С октября по гадалкам кинулся. Ну, тут дело не сложилось: гадалок тьма, все брехливые, хуже шавок подзаборных. Поди их пойми! Кто скажет: «Соврала цыганка! Живи-радуйся!» – а ты думай: в картах увидела? от фонаря брякнула? Кто скажет: «Берегись, правду вещунья напророчила!» – а ты чеши затылок: остерегает? запугивает? Кто прибавит: «Сглаз на тебе, дядюшка! Снимать будем?» – а ты снова-здорово в догадках, словно плохой танцор в трех соснах, путаешься: ради лишнего грошика врет? впрямь помочь хочет?! С середины октября решился: стал сглаз снимать, порчу отводить. Молебны заказал – три штуки. Дорогущие, одно разоренье: святые отцы вцепились в кошелек, не отодрать. Деньжищ потратил гору! Если б по году за каждую монету, имел бы Мафусаилов век. А душа не на месте. От гадалок воротит, на святых отцов еретиком смотришь, кошель подальше прячешь. Жить хочется, только жизнь не в жизнь.

Кочевряка, кочевряй!

В полночь злаком вечеряй!

В четь святых,

В сычий грай, —

Буйных дракой усмиряй!

В начале ноября к колдуну пошел. Колдун серьезный оказался: борода, нос крючком, в горшке суп из нетопырей кипит, с луком-пореем. Взял прядь с головы (прямо из хохолка драл! больно!..), взял ноготь с пальца (обкусанный, из кукиша…), взял срамоты ложку да еще плюнуть в ту ложку велел. Юрген плюнул. Как не плюнуть, когда цену колдунище заломил – ровно знаменитый Мерлин из склепа вылез, народ обирать! Через три дня получил бедняга от чародея, сизого с обильного похмелья, дюжину фигурок. И еще одну в придачу, для верности. Леплены кое-как, сикось-накось: гончар, и тот в рожу рассмеется. Но сила в фигурках немереная. Велено было идолов по друзьям раздать.
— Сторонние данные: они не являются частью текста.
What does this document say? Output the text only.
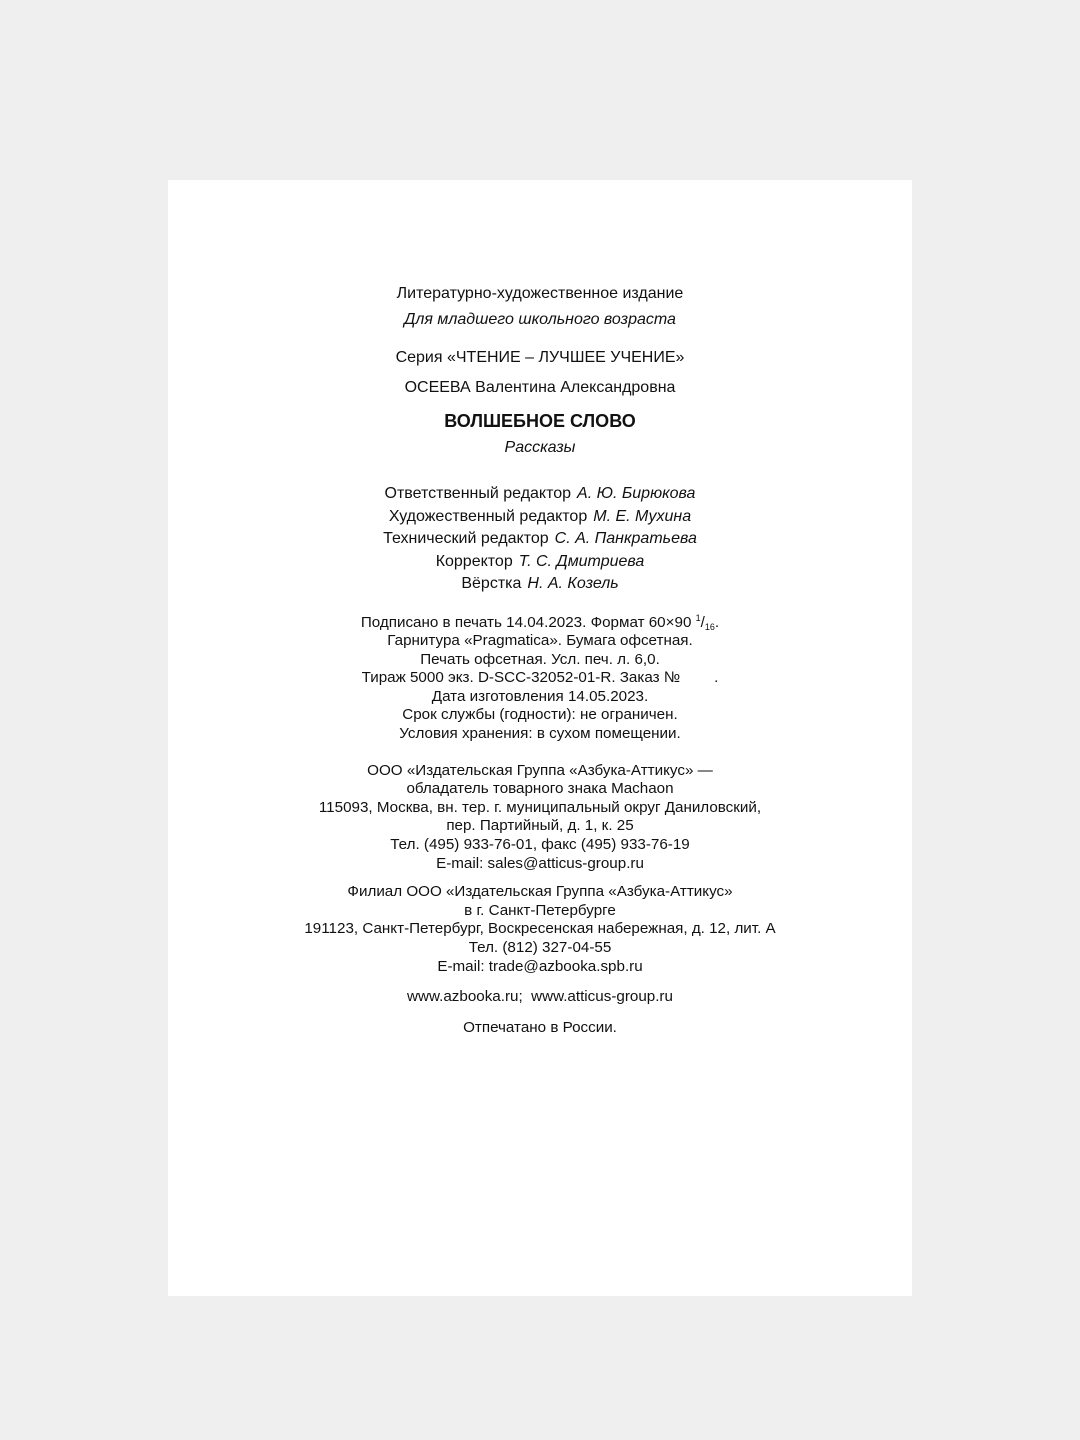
Литературно-художественное издание
Для младшего школьного возраста
Серия «ЧТЕНИЕ – ЛУЧШЕЕ УЧЕНИЕ»
ОСЕЕВА Валентина Александровна
ВОЛШЕБНОЕ СЛОВО
Рассказы
Ответственный редактор А. Ю. Бирюкова
Художественный редактор М. Е. Мухина
Технический редактор С. А. Панкратьева
Корректор Т. С. Дмитриева
Вёрстка Н. А. Козель
Подписано в печать 14.04.2023. Формат 60×90 $^1/_{16}$.
Гарнитура «Pragmatica». Бумага офсетная.
Печать офсетная. Усл. печ. л. 6,0.
Тираж 5000 экз. D-SCC-32052-01-R. Заказ № .
Дата изготовления 14.05.2023.
Срок службы (годности): не ограничен.
Условия хранения: в сухом помещении.
ООО «Издательская Группа «Азбука-Аттикус» —
обладатель товарного знака Machaon
115093, Москва, вн. тер. г. муниципальный округ Даниловский,
пер. Партийный, д. 1, к. 25
Тел. (495) 933-76-01, факс (495) 933-76-19
E-mail: sales@atticus-group.ru
Филиал ООО «Издательская Группа «Азбука-Аттикус»
в г. Санкт-Петербурге
191123, Санкт-Петербург, Воскресенская набережная, д. 12, лит. А
Тел. (812) 327-04-55
E-mail: trade@azbooka.spb.ru
www.azbooka.ru;  www.atticus-group.ru
Отпечатано в России.
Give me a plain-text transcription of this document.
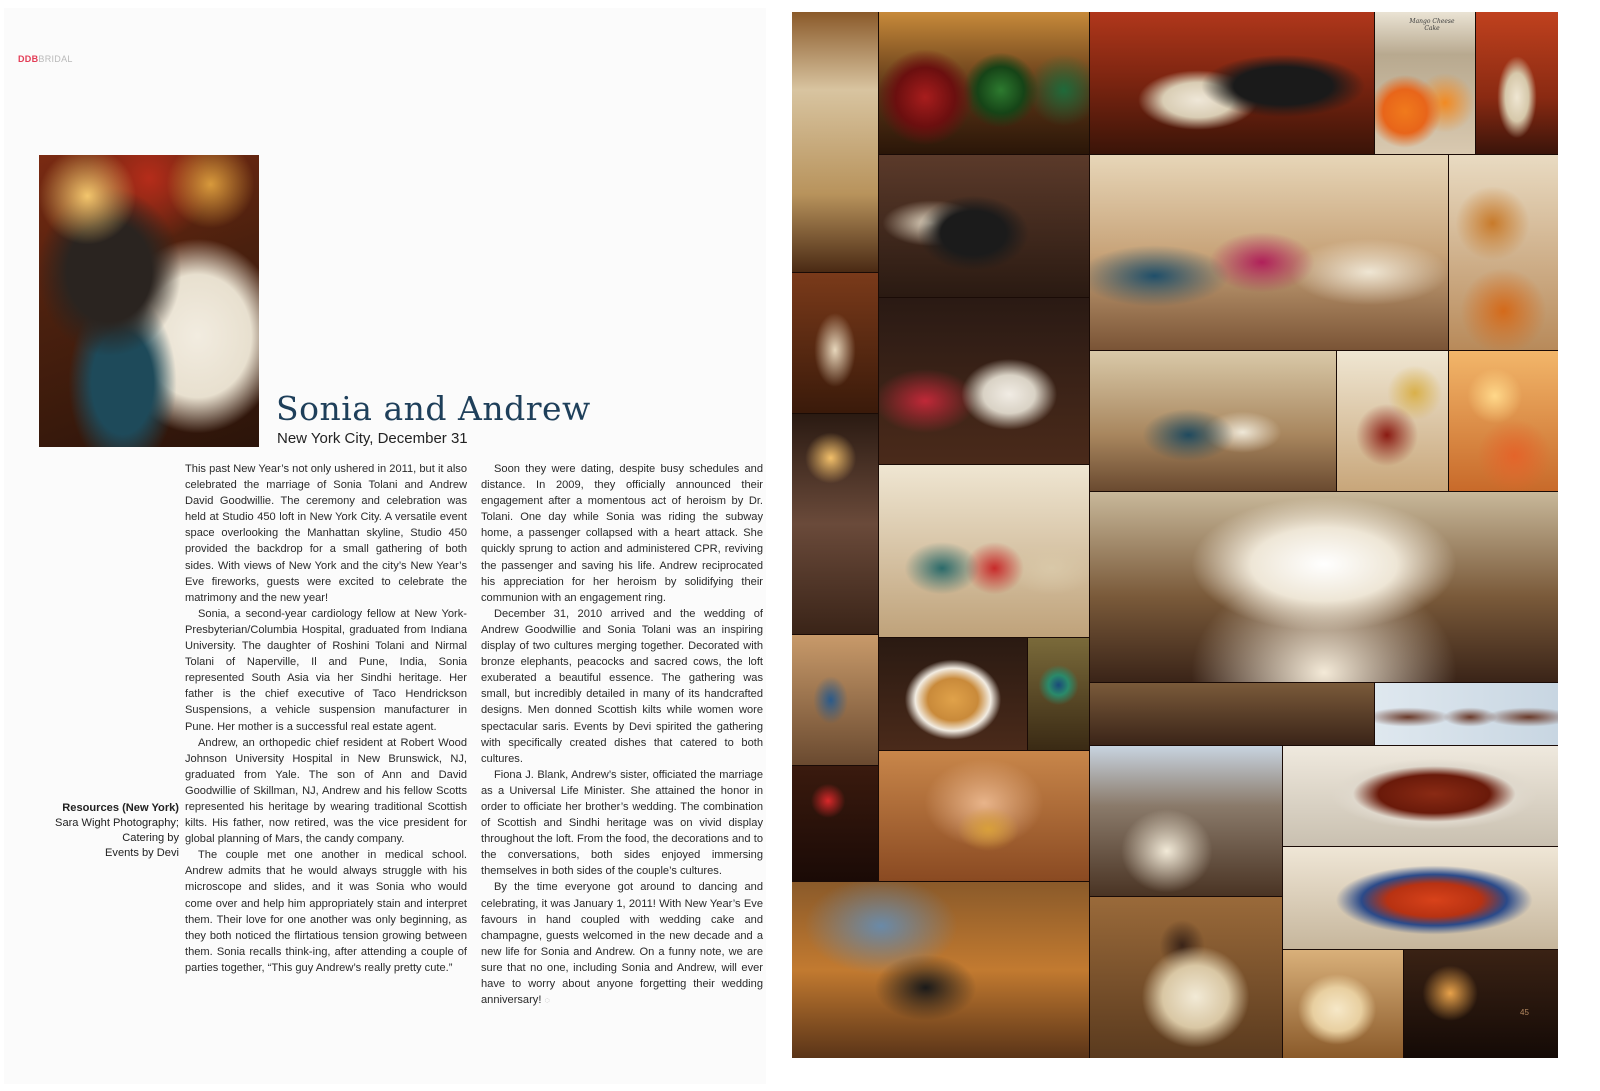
DDBBRIDAL
Sonia and Andrew
New York City, December 31

This past New Year’s not only ushered in 2011, but it also celebrated the marriage of Sonia Tolani and Andrew David Goodwillie. The ceremony and celebration was held at Studio 450 loft in New York City. A versatile event space overlooking the Manhattan skyline, Studio 450 provided the backdrop for a small gathering of both sides. With views of New York and the city’s New Year’s Eve fireworks, guests were excited to celebrate the matrimony and the new year!

Sonia, a second-year cardiology fellow at New York-Presbyterian/Columbia Hospital, graduated from Indiana University. The daughter of Roshini Tolani and Nirmal Tolani of Naperville, Il and Pune, India, Sonia represented South Asia via her Sindhi heritage. Her father is the chief executive of Taco Hendrickson Suspensions, a vehicle suspension manufacturer in Pune. Her mother is a successful real estate agent.

Andrew, an orthopedic chief resident at Robert Wood Johnson University Hospital in New Brunswick, NJ, graduated from Yale. The son of Ann and David Goodwillie of Skillman, NJ, Andrew and his fellow Scotts represented his heritage by wearing traditional Scottish kilts. His father, now retired, was the vice president for global planning of Mars, the candy company.

The couple met one another in medical school. Andrew admits that he would always struggle with his microscope and slides, and it was Sonia who would come over and help him appropriately stain and interpret them. Their love for one another was only beginning, as they both noticed the flirtatious tension growing between them. Sonia recalls think-ing, after attending a couple of parties together, “This guy Andrew’s really pretty cute.”

Soon they were dating, despite busy schedules and distance. In 2009, they officially announced their engagement after a momentous act of heroism by Dr. Tolani. One day while Sonia was riding the subway home, a passenger collapsed with a heart attack. She quickly sprung to action and administered CPR, reviving the passenger and saving his life. Andrew reciprocated his appreciation for her heroism by solidifying their communion with an engagement ring.

December 31, 2010 arrived and the wedding of Andrew Goodwillie and Sonia Tolani was an inspiring display of two cultures merging together. Decorated with bronze elephants, peacocks and sacred cows, the loft exuberated a beautiful essence. The gathering was small, but incredibly detailed in many of its handcrafted designs. Men donned Scottish kilts while women wore spectacular saris. Events by Devi spirited the gathering with specifically created dishes that catered to both cultures.

Fiona J. Blank, Andrew’s sister, officiated the marriage as a Universal Life Minister. She attained the honor in order to officiate her brother’s wedding. The combination of Scottish and Sindhi heritage was on vivid display throughout the loft. From the food, the decorations and to the conversations, both sides enjoyed immersing themselves in both sides of the couple’s cultures.

By the time everyone got around to dancing and celebrating, it was January 1, 2011! With New Year’s Eve favours in hand coupled with wedding cake and champagne, guests welcomed in the new decade and a new life for Sonia and Andrew. On a funny note, we are sure that no one, including Sonia and Andrew, will ever have to worry about anyone forgetting their wedding anniversary! ◌

Resources (New York)
Sara Wight Photography;
Catering by
Events by Devi
Mango Cheese Cake
45
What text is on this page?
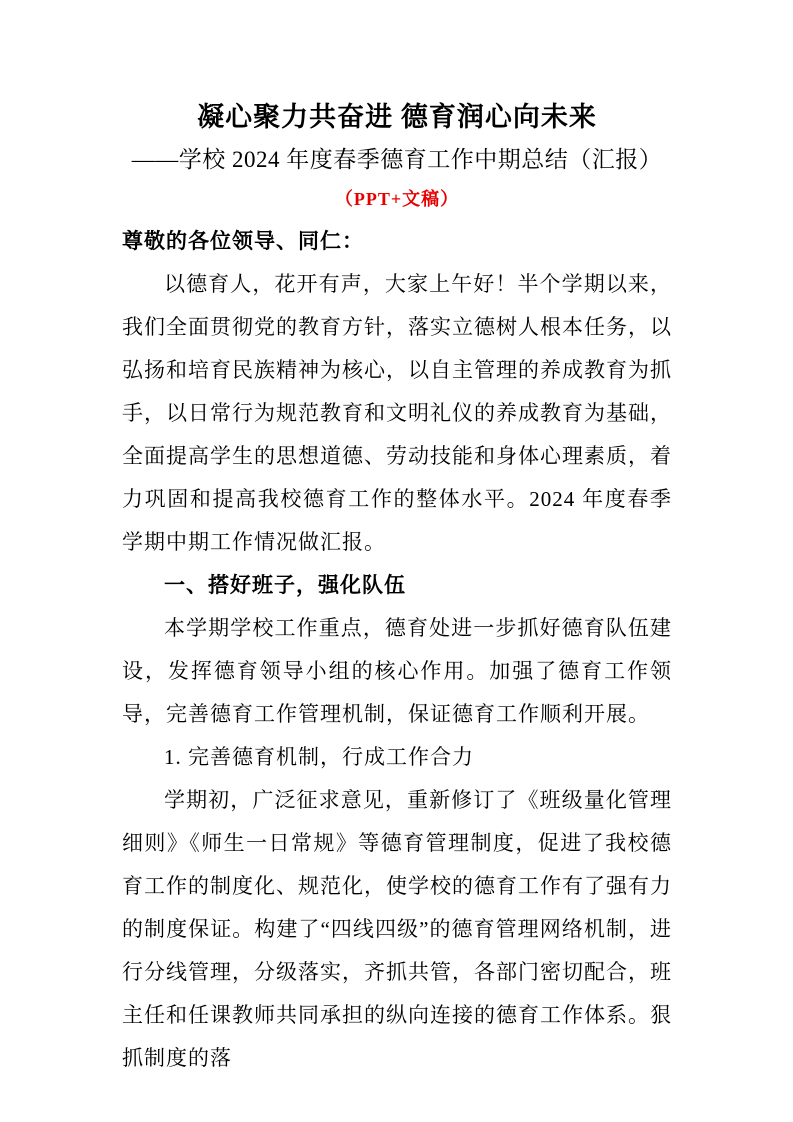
凝心聚力共奋进 德育润心向未来
——学校 2024 年度春季德育工作中期总结（汇报）
（PPT+文稿）
尊敬的各位领导、同仁：

以德育人，花开有声，大家上午好！半个学期以来，我们全面贯彻党的教育方针，落实立德树人根本任务，以弘扬和培育民族精神为核心，以自主管理的养成教育为抓手，以日常行为规范教育和文明礼仪的养成教育为基础，全面提高学生的思想道德、劳动技能和身体心理素质，着力巩固和提高我校德育工作的整体水平。2024 年度春季学期中期工作情况做汇报。

一、搭好班子，强化队伍

本学期学校工作重点，德育处进一步抓好德育队伍建设，发挥德育领导小组的核心作用。加强了德育工作领导，完善德育工作管理机制，保证德育工作顺利开展。

1. 完善德育机制，行成工作合力

学期初，广泛征求意见，重新修订了《班级量化管理细则》《师生一日常规》等德育管理制度，促进了我校德育工作的制度化、规范化，使学校的德育工作有了强有力的制度保证。构建了“四线四级”的德育管理网络机制，进行分线管理，分级落实，齐抓共管，各部门密切配合，班主任和任课教师共同承担的纵向连接的德育工作体系。狠抓制度的落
Жене еще, отцу-матери… Что? Померла мать? Ну тогда первую фигурку в ее могилку зарыть, поглубже. А остальных лже-Юргенов пусть казнят жена-друзья-отец лютой смертью. Топят, значит, в кипятке, головы ножиками режут, в печку бросают или чего нового изобретут. Лишь бы лютей да ужасней. Смерть за господином Маахлибом придет под Рождество – растеряется. Глядь-поглядь, тринадцать раз уже помер, несчастный. Чего зря косу щербить? Отвели глаза смертушке, убирайся, Безносая, дай пожить молодцу.

Раздал Юрген фигурки.

Тут все плечами пожали: отец, друзья. У женушки любимой от таких страстей чуть выкидыш не случился. Нет, уперся Юрген. Убивайте. А то в монастырь от вас уйду. Взял отец ножик, друзья кипятку заварили, жена печку растопила. Погибла колдовская обманка. Юрген друзьям выпивку поставил, родителю в пояс поклонился, жену в щечку поцеловал, чтоб перед родами не волновать. День прошел, другой. Тут и задумался маленький человек: а как проверить, соврал колдун или впрямь жизнь продлил? Думал-думал, всего один способ проверки надумал. Ох, моим врагам такие способы! Моим врагам такие проверки!

С того дня – запил.

Смертно.

Кочевряка, чур, я кречет! —

Кости мечет чалый нечет,

Вечер чист,

Чихай на свечи! —

Сатана трещит о встрече!

В этот поздний час «Звезда волхвов» пустовала. Служанка-приживала Криста скребла изгвазданную дегтем половицу, упав на четвереньки и смачно оттопырив пышный зад. За холмом в юбках, за Эдемским садом, разделенным надвое роскошной ложбиной, пристально следил молодой Пьеркин, правя на оселке мясницкий нож. Отец парня, хозяин заведения, третий год скорбел чревом, редко спускаясь в зал из верхней комнатенки, где куковал сутки напролет в кислом аромате снадобий, так что молодой Пьеркин готовился вскорости стать Стариной Пьеркином, каких «Звезда волхвов» перевидала уже с десяток. Впрочем, дело откладывалось со дня на день. Старик хворал, но уступать место молодежи не торопился, а подсыпать любимому папаше мышьяку в куриный бульончик парень еще не решился. Хотя и подумывал между делом. Суть злодейства, как всегда, упиралась в женщину: дебелая Криста была подкидышем. Взрастил ее не кто иной, как хворый Старина, во исполнение какого-то, давным-давно забытого обета, и теперь твердо намеревался дожить до заветного дня, когда отдаст девку в хорошие руки, взамен слупив изрядный барыш. Оттого портить красавицу не позволял, грозя лишить наследства; о законном же браке сына с приживалой и речи не шло. Сидел парень собакой на сене, на отцовской цепи, любовался вожделенным задом вприглядку и тосковал смертно.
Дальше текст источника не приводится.